The thesis of the exhibition is that in the aftermath of the Korean war, the exchanges between the four artists shaped the course of Korean modern art. It’s a successful argument. Unlike western abstraction, Korean abstract painting finds its roots in the natural world and meditation. Each artist in the show has their own distinct style, but the works share a powerful meditative repetition and connection to the natural environment.
My favorite works are Kim Tschang-Yeul’s Tao-influenced water drop series. Realistic groupings of droplets drip down the canvas, bead on the surface, or fall in a lonely, perfect tear. Anyone familiar with Taoism or Buddhism knows the metaphor of human lives and water drops. We separate from the ocean or the clouds for a fleeting moment, then rejoin the source. We don’t disappear, but simply become something else.

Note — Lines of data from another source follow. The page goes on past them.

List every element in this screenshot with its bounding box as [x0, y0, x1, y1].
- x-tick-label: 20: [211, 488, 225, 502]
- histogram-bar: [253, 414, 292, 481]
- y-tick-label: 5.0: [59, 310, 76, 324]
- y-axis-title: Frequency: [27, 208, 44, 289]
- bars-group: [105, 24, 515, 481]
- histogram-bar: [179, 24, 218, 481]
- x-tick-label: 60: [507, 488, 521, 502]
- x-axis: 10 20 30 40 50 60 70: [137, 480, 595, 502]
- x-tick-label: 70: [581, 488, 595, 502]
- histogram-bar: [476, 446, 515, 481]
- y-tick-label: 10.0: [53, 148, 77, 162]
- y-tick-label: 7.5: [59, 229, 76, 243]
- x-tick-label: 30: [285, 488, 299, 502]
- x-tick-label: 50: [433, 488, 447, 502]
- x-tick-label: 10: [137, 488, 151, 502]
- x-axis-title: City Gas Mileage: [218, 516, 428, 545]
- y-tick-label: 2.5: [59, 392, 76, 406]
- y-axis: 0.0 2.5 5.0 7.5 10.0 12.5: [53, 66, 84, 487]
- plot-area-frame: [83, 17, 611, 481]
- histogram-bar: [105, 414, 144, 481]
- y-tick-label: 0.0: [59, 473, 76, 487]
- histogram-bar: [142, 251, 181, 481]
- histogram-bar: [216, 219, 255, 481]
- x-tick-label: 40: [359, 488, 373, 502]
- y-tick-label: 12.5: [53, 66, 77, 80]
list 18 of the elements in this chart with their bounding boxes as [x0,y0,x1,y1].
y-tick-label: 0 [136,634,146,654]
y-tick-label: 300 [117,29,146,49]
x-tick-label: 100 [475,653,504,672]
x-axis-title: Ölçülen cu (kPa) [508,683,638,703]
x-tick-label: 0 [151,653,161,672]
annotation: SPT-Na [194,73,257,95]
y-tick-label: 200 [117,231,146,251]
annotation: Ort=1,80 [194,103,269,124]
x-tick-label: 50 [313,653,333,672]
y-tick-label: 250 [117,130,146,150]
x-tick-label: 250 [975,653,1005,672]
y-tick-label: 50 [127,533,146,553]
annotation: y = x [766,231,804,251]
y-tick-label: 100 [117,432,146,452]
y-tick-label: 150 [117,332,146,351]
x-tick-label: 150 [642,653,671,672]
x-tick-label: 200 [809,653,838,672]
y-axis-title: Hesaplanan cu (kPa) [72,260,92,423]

In his work, Tschang-Yeul seizes the brief, ephemeral moment that we hold a unique form, even as the moment passes. In Genesis (1986), a large canvas of five rivulets, the water soaks into the canvas while the droplets fall, and we know they won’t remain there for long. Showing these paintings is an effort to make Tschang-Yeul’s water drop stay a little longer — he isn’t a well-known name, and this exhibition is a push to make his spiritually-grounded work more visible.
Lee Ufan is the biggest name in the group, incidentally the only artist still living, and is featured through his monochrome series of disappearing blue lines. They are seemingly simple but completely mesmerising, with the lines’ dissolution on the canvas speaking to Ufan’s focus on temporality and rhythmic meditation. They bring to mind contemporary artist Lee Bae’s monochrome black charcoal creations, which also speak to the cycle of life and the passage of time. My one qualm with the show was that it didn’t make the evolution with contemporary artists more obvious. Given the show’s argument is that these artists shaped modern Korean art, examples of contemporary connections would be helpful to an audience to see.